In an effort to identify genetic variants responsible for asthma, thousands of genetic studies have been performed. Of the potential answers to this dilemma, epigenetics represents a solution, according to a review published in Tuberculosis and Respiratory Diseases.
Familial clustering of asthmatics is indicative of a genetic component of asthma, a condition with up to 60% heritability. Over the last 3 decades, more than 100 loci have been identified as being linked with asthma, and recent genome-wide single nucleotide polymorphism (SNP) association studies have confirmed that SNPs on genes associated with antigen presentation, inflammation, and Th1/Th2 processes are “strongly associated” with asthma and its subphenotypes.
Worldwide asthma prevalence has increased over the past 30 years, but investigators note that changes in genetic variants of the disease have rarely occurred. They posit that exposure to changing exposomes — large sets of environmental exposures including diet, toxins, and hormones — have introduced “several different phenotypes of asthma.”
In 2007, epigenetics was defined via the following criteria: a change in the activity of a gene that does not involve a mutation; initiated by environment signals; and mitotically or meiotically inherited in the absence of the change in nucleotide sequence of genomic DNA. Epigenetic mechanisms include DNA CpG methylation, histone deformation, and non-coding RNA.
DNA methylation takes place in CpG occupying 1% of DNA bases in human somatic cells, resulting in a total number of CpG sites of approximately 28 million; 70% to 80% of the human DNA CpG bases are methylated. Considerable research has identified specific time periods during which individuals are more susceptible to the effects of environmental exposures and other asthma triggers, including during prenatal development, early childhood, and adolescence. Epigenetic modifications are more likely to develop during these times.

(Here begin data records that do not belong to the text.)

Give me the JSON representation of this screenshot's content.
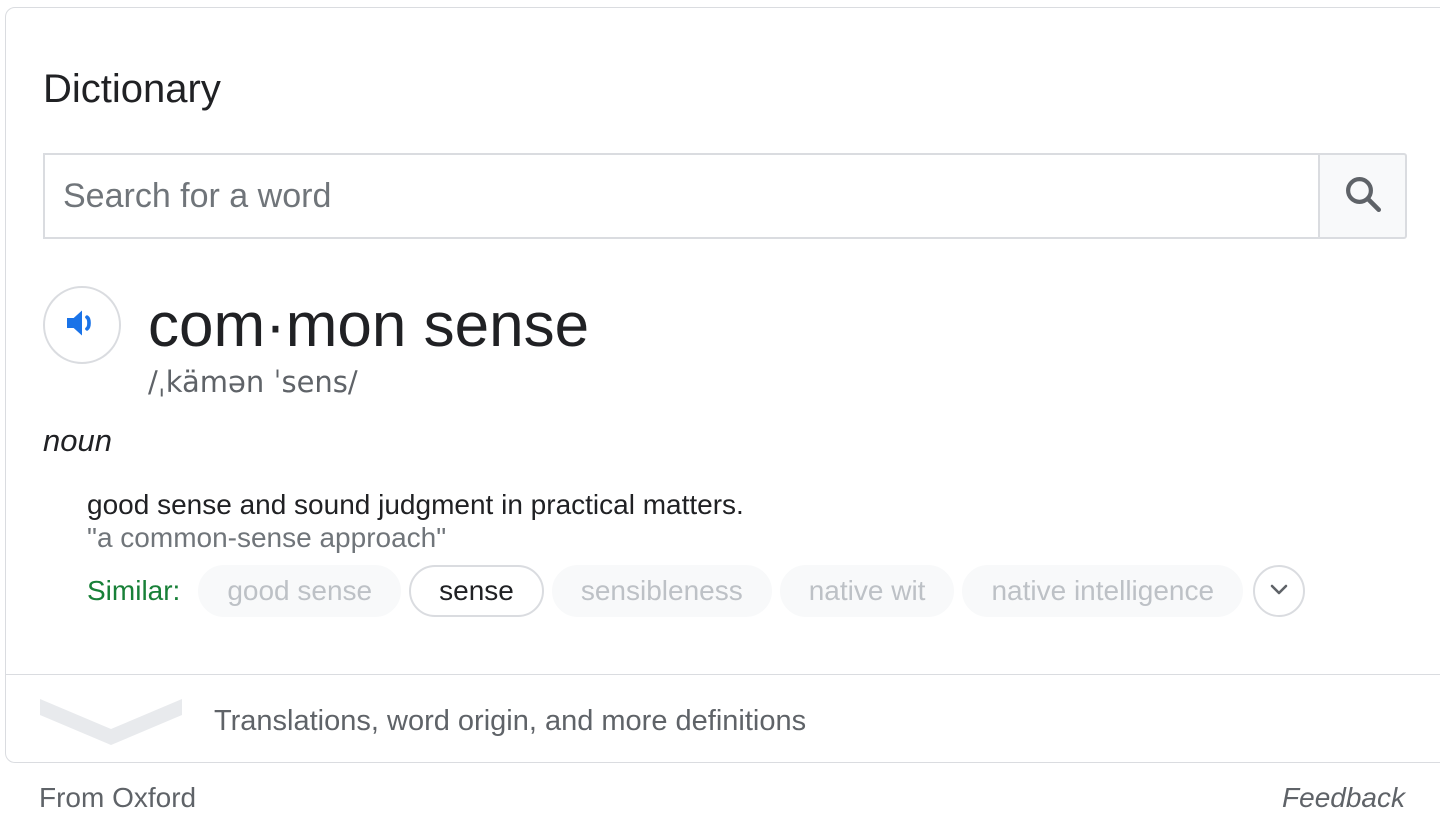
{
  "panel": {
    "title": "Dictionary"
  },
  "search": {
    "placeholder": "Search for a word",
    "value": "",
    "button_icon": "search-icon"
  },
  "entry": {
    "audio_icon": "speaker-icon",
    "headword": "com·mon sense",
    "pronunciation": "/ˌkämən ˈsens/",
    "part_of_speech": "noun",
    "definition": "good sense and sound judgment in practical matters.",
    "example": "\"a common-sense approach\"",
    "similar_label": "Similar:",
    "similar": [
      "good sense",
      "sense",
      "sensibleness",
      "native wit",
      "native intelligence"
    ],
    "similar_active_index": 1,
    "more_icon": "chevron-down-icon"
  },
  "expand": {
    "icon": "chevron-down-icon",
    "label": "Translations, word origin, and more definitions"
  },
  "footer": {
    "source": "From Oxford",
    "feedback": "Feedback"
  },
  "colors": {
    "accent_blue": "#1a73e8",
    "similar_green": "#188038",
    "border": "#dadce0",
    "muted_text": "#70757a"
  }
}
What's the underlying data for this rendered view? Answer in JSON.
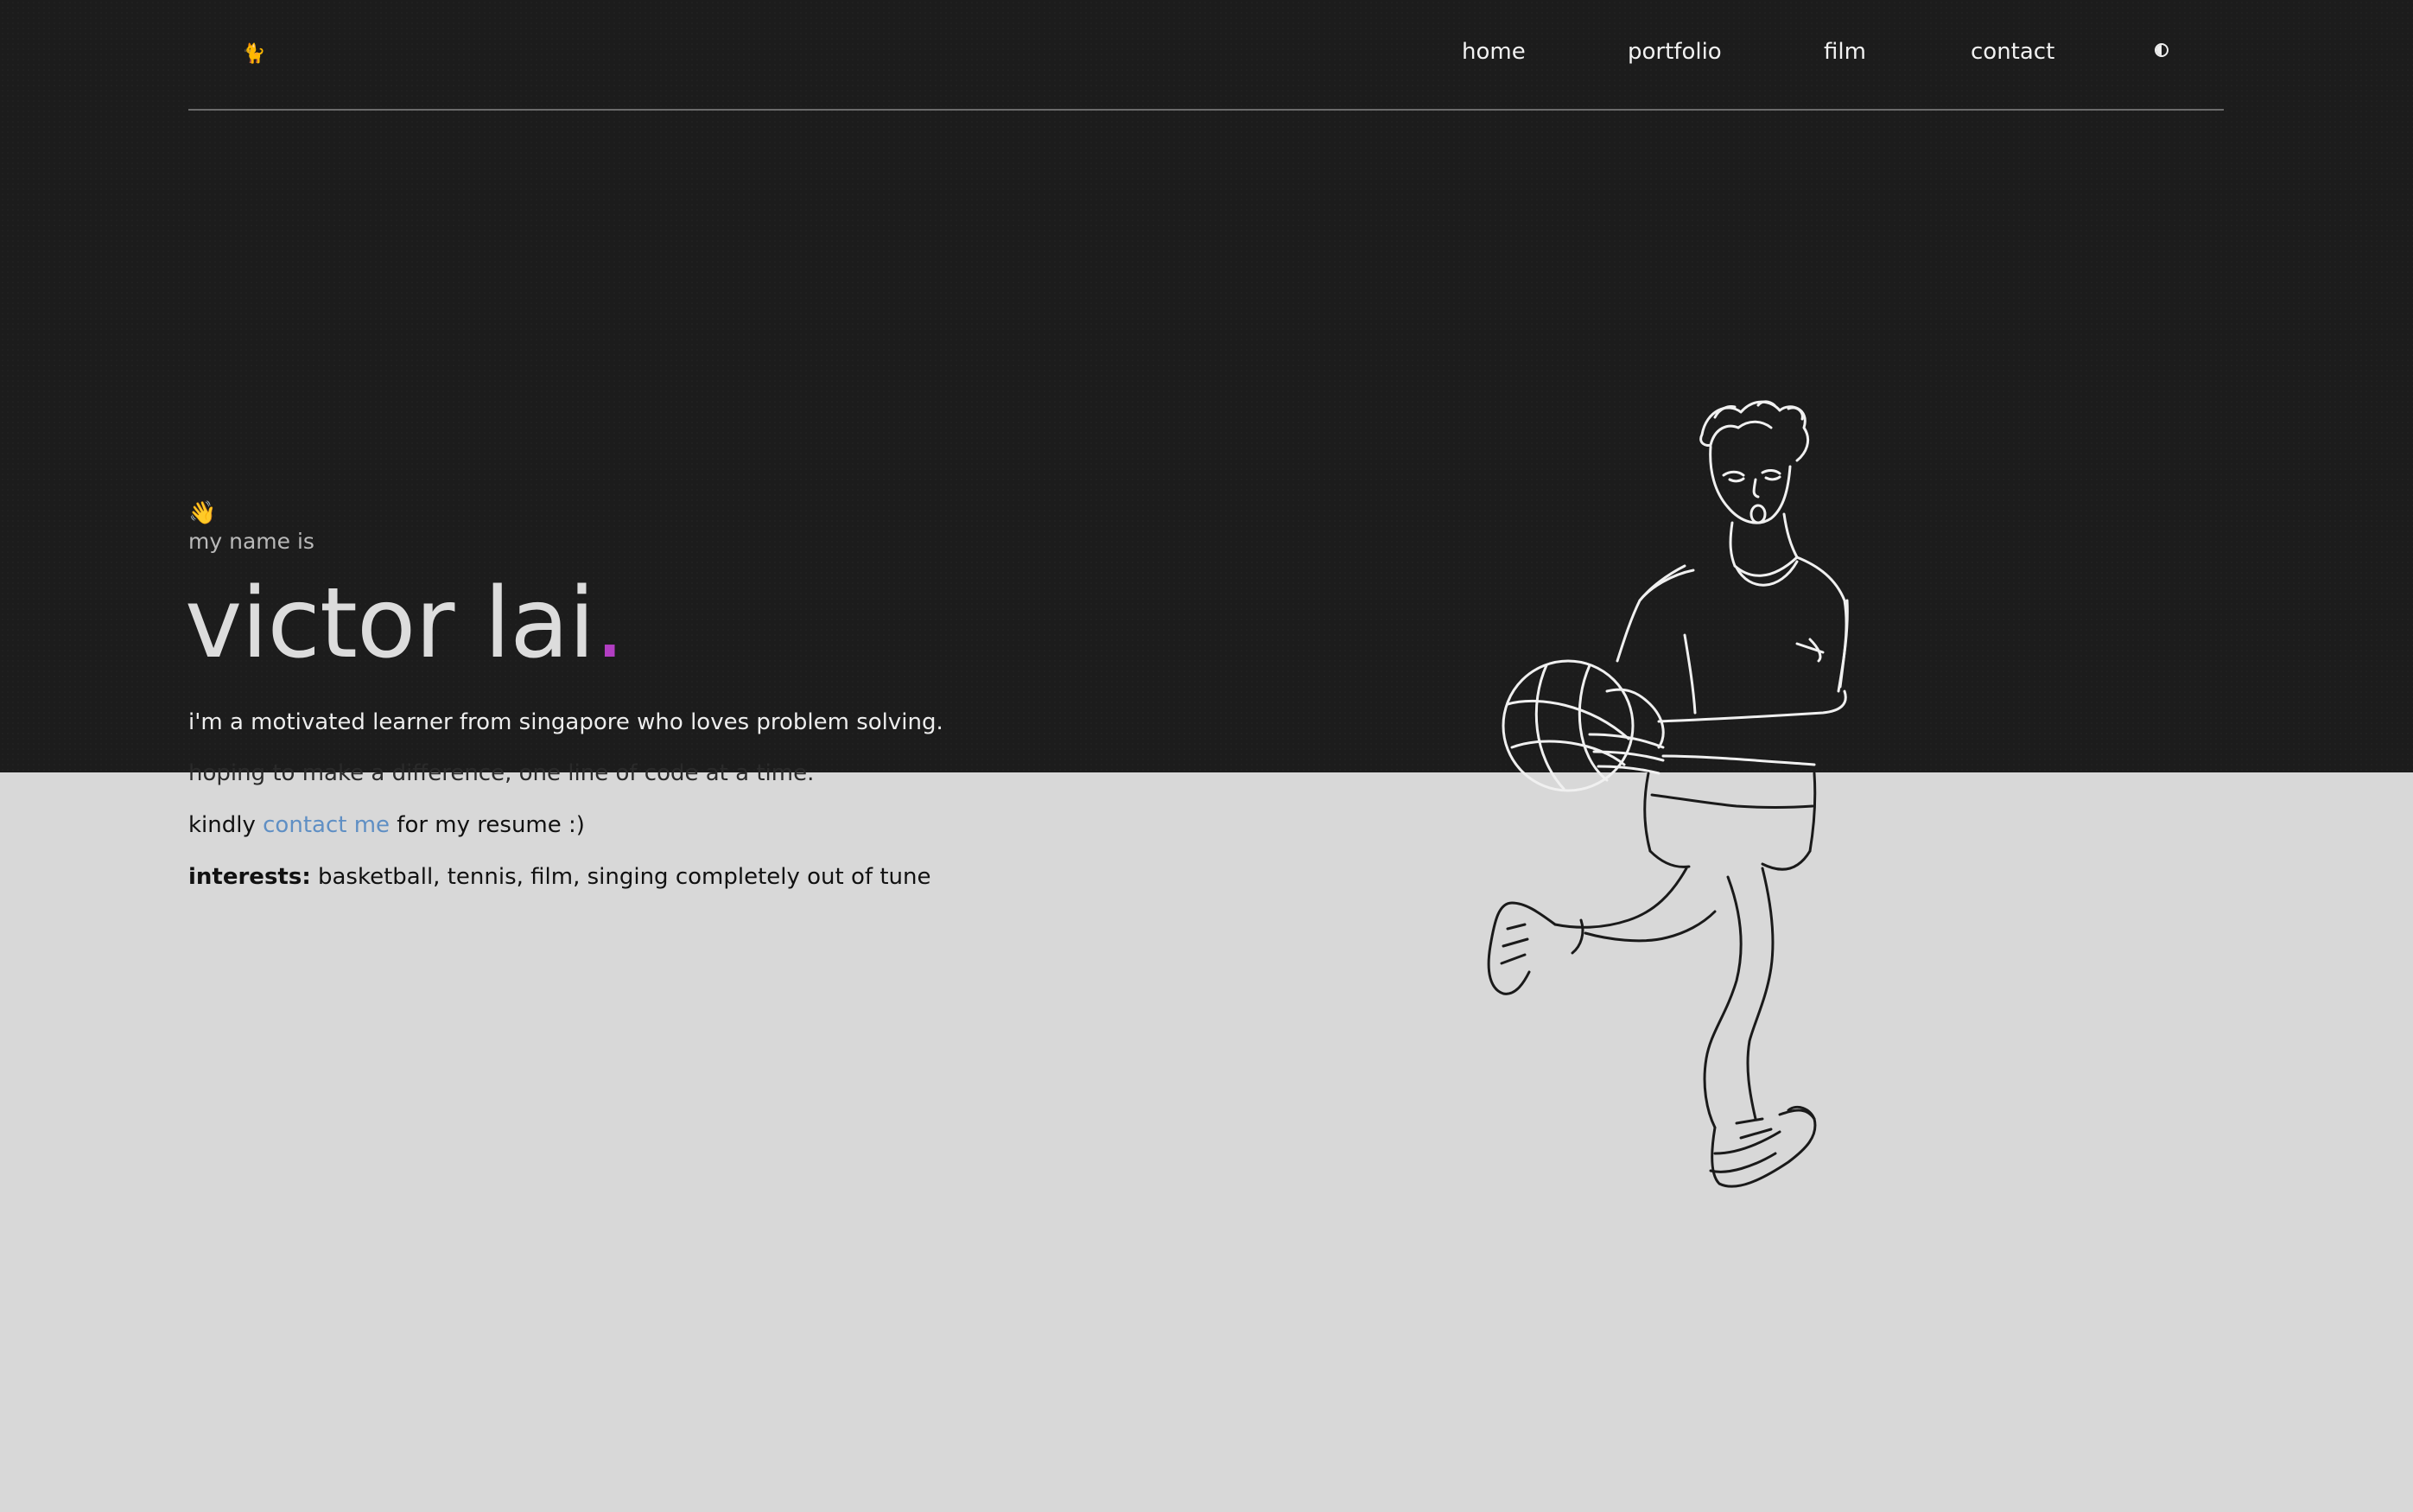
{
  "header": {
    "logo_glyph": "🐈",
    "nav": [
      "home",
      "portfolio",
      "film",
      "contact"
    ],
    "theme_toggle_icon": "half-circle-icon"
  },
  "hero": {
    "wave_emoji": "👋",
    "intro": "my name is",
    "name": "victor lai",
    "name_dot": ".",
    "bio_line_1": "i'm a motivated learner from singapore who loves problem solving.",
    "bio_line_2": "hoping to make a difference, one line of code at a time.",
    "resume_prefix": "kindly",
    "resume_link": "contact me",
    "resume_suffix": "for my resume :)",
    "interests_label": "interests:",
    "interests_value": "basketball, tennis, film, singing completely out of tune"
  },
  "colors": {
    "dark_bg": "#1c1c1c",
    "light_bg": "#d8d8d8",
    "accent_dot": "#b23ec2",
    "link": "#5f8fc4"
  },
  "illustration": {
    "icon": "basketball-player-line-drawing"
  }
}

Both human skin and lungs have large surface areas exposed to external environments; surface area estimates depend on height, weight, and other factors. Both indoor and outdoor stimuli affect airway epithelium, with 2 methods that have been used to study DNA CpG methylation: candidate gene approaches and epigenome-wide association studies. One candidate CpG methylation approach utilized buccal mucosa of children with asthma on 1505 CpG loci across 807 genes, identifying a small number of DNA methylation signatures. Recent epigenome-wide association studies have been launched with the intention of searching for changes in global CpG methylations.

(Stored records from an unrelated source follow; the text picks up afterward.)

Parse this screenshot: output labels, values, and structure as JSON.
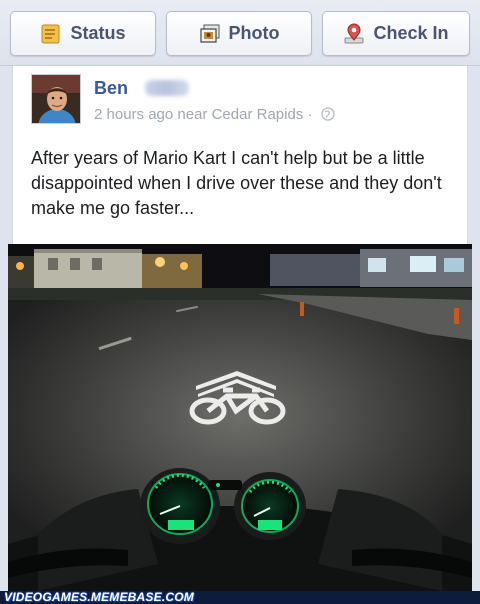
{
  "toolbar": {
    "status_label": "Status",
    "photo_label": "Photo",
    "checkin_label": "Check In"
  },
  "post": {
    "author": "Ben",
    "time": "2 hours ago",
    "location_text": "near Cedar Rapids",
    "separator": "·",
    "text": "After years of Mario Kart I can't help but be a little disappointed when I drive over these and they don't make me go faster..."
  },
  "watermark": {
    "text": "VIDEOGAMES.MEMEBASE.COM"
  },
  "colors": {
    "link_blue": "#3b5998",
    "meta_gray": "#a0a6b4",
    "gauge_green": "#19e37a"
  }
}
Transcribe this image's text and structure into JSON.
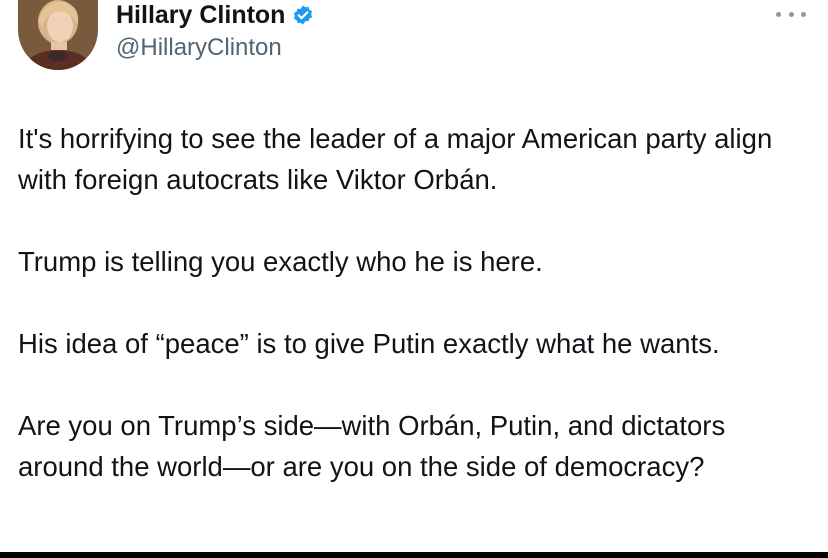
{
  "author": {
    "display_name": "Hillary Clinton",
    "handle": "@HillaryClinton",
    "verified": true,
    "verified_color": "#1d9bf0"
  },
  "icons": {
    "verified": "verified-badge-icon",
    "more": "more-options-icon",
    "avatar": "profile-photo"
  },
  "tweet": {
    "paragraphs": [
      "It's horrifying to see the leader of a major American party align with foreign autocrats like Viktor Orbán.",
      "Trump is telling you exactly who he is here.",
      "His idea of “peace” is to give Putin exactly what he wants.",
      "Are you on Trump’s side—with Orbán, Putin, and dictators around the world—or are you on the side of democracy?"
    ]
  },
  "colors": {
    "text": "#0f1419",
    "secondary_text": "#536471",
    "background": "#ffffff"
  }
}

Many CpG methylation studies have relied on the use of DNA isolated from unfractionated peripheral blood leukocytes because they are widely available and easily accessed. New methods have been recently developed to infer the proportion of immune cell populations in these leukocytes using DNA methylation data. The major immunologic components of asthma pathogenesis and their epigenetic mechanisms specifically affect the expression of the transcription factors involved in the development of Th1, Th2, Th17, and regulatory T cells. Therefore, these DNA methylation profiles have been “very useful” in identifying the epigenetic change of immune status.
In terms of atmospheric environmental factors, smoking is the most important asthma risk factor. Through DNA damage and other mechanisms, cigarette smoke modulates gene expression; several epigenome-wide association studies have demonstrated that cigarette smoke results in global hypomethylation. In one study, smoke exposure was associated with a 2% increase in mean CpG methylation in the FERM domain containing 4A gene compared with no smoke exposure. Despite the potential for clinical relevance, the authors noted that the current interpretation of cross-sectional epigenetic studies is “problematic” because it is impossible to determine whether methylation alteration is a cause or consequence.
Because DNA CpG methylation changes are more reversible than DNA mutations, “many treatment strategies are currently under investigation,” the authors wrote, including dietary manipulation, which has demonstrated that methyl-rich diets have been associated with epigenome hypermethylation. These findings have generated interest, but clinical efficacy is still unclear.
“Epigenetic influences and mechanisms have been clarified in allergic diseases and asthma, but there are still many questions to be solved yet,” the researchers posit. “The most complex situation is when both the gene and the environment are unknown.” Additional information on exposomes, they added, is necessary, and data should be analyzed via multi-Omnic approaches.
The researchers concluded that “If accurate influence and mechanisms of epigenetics are revealed, prevention and control strategies for asthma and its subtypes will be developed.”
Bae D-J, Jun AE, Chang HS, Park JS, Park C-S. Epigenetic changes in asthma: role of DNA CpG methylation.Tuberc Respir Dis. 2020;83(1):1-13.